First, let's identify any project specific variables to customize this notebook to your GCP environment. Change YOUR_PROJECT_ID with your own GCP project ID.

In [None]:
PROJECT_ID = "YOUR_PROJECT_ID"
LOCATION = "us-central1"

Install any needed python modules from our requirements.txt file. Most Vertex Workbench environments include all the packages we'll be using, but if you are using an external Jupyter Notebook or require any additional packages for your own needs, you can simply add them to the included requirements.txt file an run the folloiwng commands.

In [None]:
#pip install -r requirements.txt

Now we will import all required modules. For our purpose, we will be utilizing the following:

- vertexai - Provides access to the Vertex AI modules
- urllib - Download an image from a url to pass to the model for Q&A
- os - Remove the downloaded file once the Image method generates the encoded base64 string to send to the model

In [None]:
import vertexai
from vertexai.vision_models import ImageTextModel, Image
import urllib
import os

## Connect to the Vertex AI API

Specify the Project ID and location from the variables defined in the start of this notebook.

In [None]:
vertexai.init(project=PROJECT_ID, location=LOCATION)
model = ImageTextModel.from_pretrained("imagetext@001")

Define the Q&A prompt that will be passed to the model.

In [None]:
vqa_prompt = "does this sink have a dryingboard"
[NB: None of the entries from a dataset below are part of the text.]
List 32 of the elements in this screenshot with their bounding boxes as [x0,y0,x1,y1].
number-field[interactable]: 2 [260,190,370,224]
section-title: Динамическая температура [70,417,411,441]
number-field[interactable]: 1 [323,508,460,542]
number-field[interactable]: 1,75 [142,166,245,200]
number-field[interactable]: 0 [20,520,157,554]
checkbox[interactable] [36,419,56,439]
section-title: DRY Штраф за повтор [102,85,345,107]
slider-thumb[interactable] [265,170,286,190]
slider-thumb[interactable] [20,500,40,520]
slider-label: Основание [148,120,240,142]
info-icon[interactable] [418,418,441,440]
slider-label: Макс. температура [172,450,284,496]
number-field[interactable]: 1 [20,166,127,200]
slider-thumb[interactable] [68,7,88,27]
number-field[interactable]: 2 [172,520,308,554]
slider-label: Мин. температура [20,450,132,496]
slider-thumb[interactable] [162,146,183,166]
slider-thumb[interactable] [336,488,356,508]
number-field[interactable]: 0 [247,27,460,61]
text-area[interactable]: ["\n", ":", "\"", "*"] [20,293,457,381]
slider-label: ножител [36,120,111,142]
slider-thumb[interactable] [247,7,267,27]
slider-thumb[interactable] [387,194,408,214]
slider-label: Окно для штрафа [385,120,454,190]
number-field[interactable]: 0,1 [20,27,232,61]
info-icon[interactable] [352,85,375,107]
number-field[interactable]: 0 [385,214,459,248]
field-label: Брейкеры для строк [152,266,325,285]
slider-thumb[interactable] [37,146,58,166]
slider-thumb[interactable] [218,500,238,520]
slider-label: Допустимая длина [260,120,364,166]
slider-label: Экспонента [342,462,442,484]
Next we will download an image from a url that will be passed to the Imagen Q&A service for inspection. 

In [None]:
image_url = ('https://mobileimages.lowes.com/productimages/79fc44bb-c9ef-453e-9000-d7cae1372431/49607177.jpg')
downloaded_image = 'qa_image.jpg'
urllib.request.urlretrieve(image_url, downloaded_image) 

Use the Image method from vertexai.vision_model to generate a base64 encoded string of the downloaded image, then delete the file.

In [None]:
source_image = Image.load_from_file(location='./'+downloaded_image)
os.remove(downloaded_image)

Alternatively, you can uncomment the following if you would like to use an exisitng local file instead of downloading an image.

In [None]:
#source_image = Image.load_from_file(location='./sink1.jpg')

We will now create the request body that will be passed to the REST API

In [None]:
answers = model.ask_question(
    image=source_image,
    question=vqa_prompt
    # Optional:
    #number_of_results=2,
)

You can optionally uncomment the following to view the returned status code for verification or troubleshooting

In [None]:
print(answers)

That's it! Congratulations on defining your first visual Q&A with Imagen!